Sostengono anche che la distruzione del secondo Tempio al tempo dei romani ci fu per l'odio intenso che allora nutrivano gli israeliti.
Mentre i cristiani nel medioevo e anche dopo hanno pensato che gli esili e la diaspora d.C. degli ebrei era da attribuire a punizione per il non riconoscimento del Cristo, i pensatori di Israele hanno visto nel proprio popolo il servo sofferente di Isaia 53 che con gli esili espiava i peccati del mondo; insomma, Dio si associava alle sofferenze d'Israele e la sua Shekinah o "Presenza" era con loro.
Dopo l'esilio di Babilonia la vera "diaspora" fu quella dopo la distruzione nel 70 d.C. del Tempio che fece fiorire importanti centri raduni di ebrei che diffondevano la propria cultura in Babilonia, Alessandria e Roma e nell'ecumene.
Il Talmud fu proprio frutto della "diaspora"
Tra gli ebrei provenienti dalla diaspora del medioevo si distinsero i gruppi degli:
  • Ashkenaziti (da Aschenaz Genesi 10,3) di religione giudaica, parlanti l'Yddish affine al tedesco, che vivevano in Renania e Palatinato, insomma nel Sacro Romano Impero, comunità che si erano formate per l'arrivo, tra il VII e IX secolo di ebrei che lasciavano la Palestina per le imposizioni degli Arabi; aiono derivare dal Kazari del caucaso, hanno particolari rituali, usi, liturgia e architettura delle sinagoghe e Ashkenazita a Venezia fu il più antico - 1516 - ghetto d'Europa.

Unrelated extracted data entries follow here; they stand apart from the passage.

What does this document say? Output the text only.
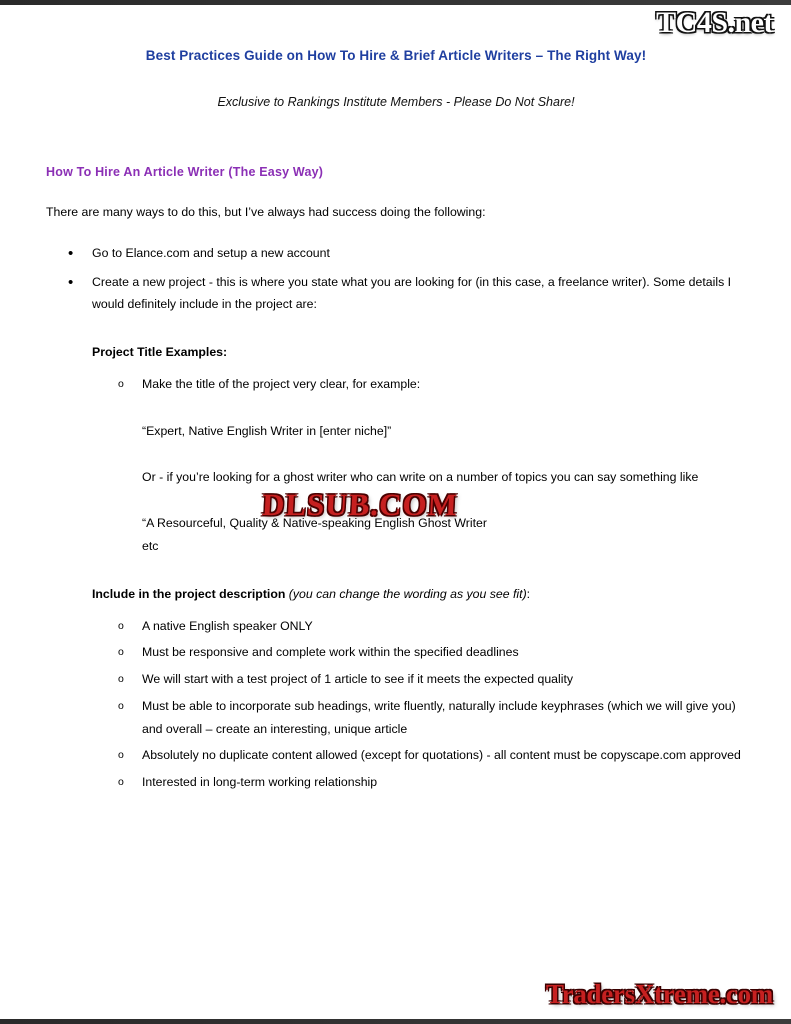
Best Practices Guide on How To Hire & Brief Article Writers – The Right Way!

Exclusive to Rankings Institute Members - Please Do Not Share!

How To Hire An Article Writer (The Easy Way)

There are many ways to do this, but I’ve always had success doing the following:

• Go to Elance.com and setup a new account
• Create a new project - this is where you state what you are looking for (in this case, a freelance writer). Some details I would definitely include in the project are:

Project Title Examples:

o Make the title of the project very clear, for example:
“Expert, Native English Writer in [enter niche]”
Or - if you’re looking for a ghost writer who can write on a number of topics you can say something like
“A Resourceful, Quality & Native-speaking English Ghost Writer
etc

Include in the project description (you can change the wording as you see fit):

o A native English speaker ONLY
o Must be responsive and complete work within the specified deadlines
o We will start with a test project of 1 article to see if it meets the expected quality
o Must be able to incorporate sub headings, write fluently, naturally include keyphrases (which we will give you) and overall – create an interesting, unique article
o Absolutely no duplicate content allowed (except for quotations) - all content must be copyscape.com approved
o Interested in long-term working relationship
TC4S.net
DLSUB.COM
TradersXtreme.com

  • Sefarditi (da "sefard" per Spagna), ebrei di origine portoghese e spagnola che si sparsero nel Nord Africa, nell'Impero Ottomano e in parte in Sud America, in Italia soprattutto in Friuli e in Olanda dopo l'espulsione dalla penisola iberica avvenuta alla fine del XV secolo a cui si aggiunsero i Marrani ossia i forzatamente fatti convertire al cristianesimo dagli spagnoli. Usavano un linguaggio particolare detto Ladino; il famoso rabbino detto Maimonide era un sefardita.